10001322H126906Forty Five years ago today, we entered the Post-Dr. King era. We are still in that era and likely judging by his standard of equal justice for all citizens, the light cannot be seen at the end of tunnel. Today, 45 years ago, cities across the U.S. burned. Washington D.C., my hometown, was on fire downtown. People were killed, stores were destroyed, and “white flight,” that permanent idea in America that was already underway, sped up.

Whites began exiting the cities quicker and with it went the tax base that help keeps the cities functioning well especially so in a historically unequal society where one group has no wealth and the other has much wealth. They took their wealth and their services and their political clout and the cities, most of them, began falling apart as was easily predicted. Not that the black citizens left behind didn’t want great cities with efficient, responsive government. This just takes cash and the cash began to leave when Dr. King was killed. The riots made that just happen fast.

Lyndon Johnson, President of the United States at this time, had already announced he wouldn’t run for President. The day after Dr. King was killed he not only had to deal with the riots but he urged his colleagues in Congress to pass a fair housing law King wanted passed. On April 11, 1968, it was passed though it was weak and watered down.

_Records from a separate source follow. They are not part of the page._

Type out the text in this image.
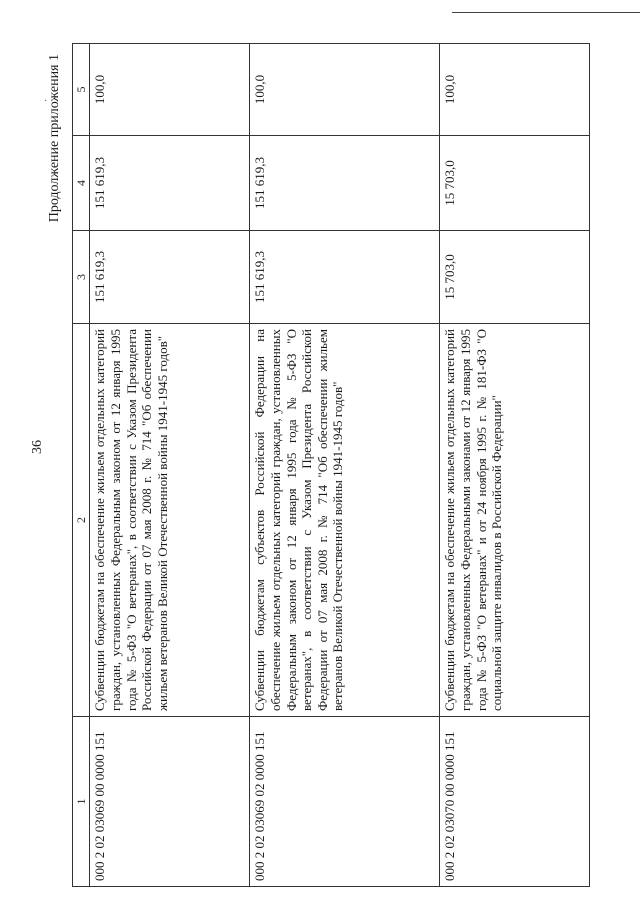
·
36
Продолжение приложения 1
1	2	3	4	5
000 2 02 03069 00 0000 151	Субвенции бюджетам на обеспечение жильем отдельных категорий граждан, установленных Федеральным законом от 12 января 1995 года № 5-ФЗ "О ветеранах", в соответствии с Указом Президента Российской Федерации от 07 мая 2008 г. № 714 "Об обеспечении жильем ветеранов Великой Отечественной войны 1941-1945 годов"	151 619,3	151 619,3	100,0
000 2 02 03069 02 0000 151	Субвенции бюджетам субъектов Российской Федерации на обеспечение жильем отдельных категорий граждан, установленных Федеральным законом от 12 января 1995 года № 5-ФЗ "О ветеранах", в соответствии с Указом Президента Российской Федерации от 07 мая 2008 г. № 714 "Об обеспечении жильем ветеранов Великой Отечественной войны 1941-1945 годов"	151 619,3	151 619,3	100,0
000 2 02 03070 00 0000 151	Субвенции бюджетам на обеспечение жильем отдельных категорий граждан, установленных Федеральными законами от 12 января 1995 года № 5-ФЗ "О ветеранах" и от 24 ноября 1995 г. № 181-ФЗ "О социальной защите инвалидов в Российской Федерации"	15 703,0	15 703,0	100,0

There was progress after King’s death surely. Black people got access to the walls and halls of power. Black elected officials appeared across the land as the legacy of what King fought for with others – -voting rights, and civic equality – took hold. There was resistance but the basic rights black people wanted were obtained and still exist. A black middle class rose from the sadness of Dr. King’s death and the country has changed a lot.

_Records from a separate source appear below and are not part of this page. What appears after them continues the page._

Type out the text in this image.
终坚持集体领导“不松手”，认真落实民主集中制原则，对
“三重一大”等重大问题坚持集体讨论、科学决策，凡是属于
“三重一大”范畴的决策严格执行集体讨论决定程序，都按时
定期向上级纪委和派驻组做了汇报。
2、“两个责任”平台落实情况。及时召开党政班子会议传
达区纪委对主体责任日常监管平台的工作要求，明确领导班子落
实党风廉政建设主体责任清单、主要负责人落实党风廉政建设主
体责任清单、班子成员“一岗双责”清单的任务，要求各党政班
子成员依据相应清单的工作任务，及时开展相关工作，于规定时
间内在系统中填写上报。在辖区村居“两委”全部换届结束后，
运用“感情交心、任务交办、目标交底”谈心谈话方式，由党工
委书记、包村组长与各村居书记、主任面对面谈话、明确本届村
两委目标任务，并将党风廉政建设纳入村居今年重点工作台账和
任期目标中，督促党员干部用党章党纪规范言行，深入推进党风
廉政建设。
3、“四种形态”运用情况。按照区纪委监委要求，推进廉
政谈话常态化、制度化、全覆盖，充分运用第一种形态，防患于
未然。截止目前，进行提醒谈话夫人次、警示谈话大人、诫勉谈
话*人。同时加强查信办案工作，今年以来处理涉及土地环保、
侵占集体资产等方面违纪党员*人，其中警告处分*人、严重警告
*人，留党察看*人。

On the other hand, as the cities burned on April 5, Richard Nixon was running for President and would become President. Bobby Kennedy, his only real opponent, was murdered two months after Dr. King.  Nixon, the anti-Dr. King, surged into office with conservative anti-black ideas.  He would get a chance to appoint four Supreme Court justices and would swing the Warren Court ruthlessly to the right. He would oppose implementation of the Fair Housing Act and would support racial segregation in the suburbs for whites keeping the wealth away.   So progress was up and down, never incredibly uplifting for the masses, but gone was Jim Crow. Most of all, gone was Dr. King.

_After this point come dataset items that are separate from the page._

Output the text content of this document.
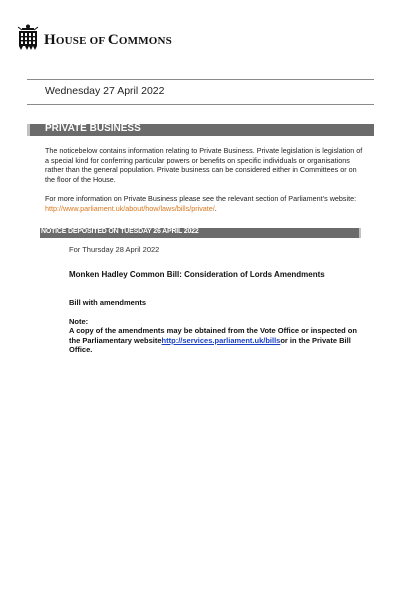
HOUSE OF COMMONS
Wednesday 27 April 2022
PRIVATE BUSINESS
The noticebelow contains information relating to Private Business. Private legislation is legislation of a special kind for conferring particular powers or benefits on specific individuals or organisations rather than the general population. Private business can be considered either in Committees or on the floor of the House.
For more information on Private Business please see the relevant section of Parliament’s website: http://www.parliament.uk/about/how/laws/bills/private/.
NOTICE DEPOSITED ON TUESDAY 26 APRIL 2022
For Thursday 28 April 2022
Monken Hadley Common Bill: Consideration of Lords Amendments
Bill with amendments
Note:
A copy of the amendments may be obtained from the Vote Office or inspected on the Parliamentary websitehttp://services.parliament.uk/billsor in the Private Bill Office.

His voice was gone is the real significance. One can’t imagine Ronald Reagan making the statements on poverty and racism he made in his run up to power if a true moral voice of power and credibility were there to answer him. I believe the conservative wing of the U.S. would still have made a push but the progressive wing would have been able to push back more effectively had Dr. King not been murdered.  Newt Gingrich would have gotten challenged intellectually easy by Dr. King. Today’s hard right wing politicos would find their words challenged as well.

This stagnation on basic issues such as poverty, education, access to health care, and wasteful spending on defense programs the country doesn’t need all would be challenged. There is no real moral voice of credibility to call out these actions. One percent of the country controls most of the wealth. No one has been saying before it was fashionable that such an arrangement is the road to ruin. Dr. King talked about all of these ideals in his waning days. Then he was killed.

We are not post-racial or post-poverty. We are post-Dr. King. And it is not a good place to be right now.

One thought on “Post-Dr. King…

  1. Good observations. I had no idea, though I should have, that Nixon appointed 4 Supreme Court justices. What a disaster. Thinking of Nixon as the kind of anti-King is an interesting view. I think it’s correct. Yep. Not post-racial, not post-poverty, just post-King.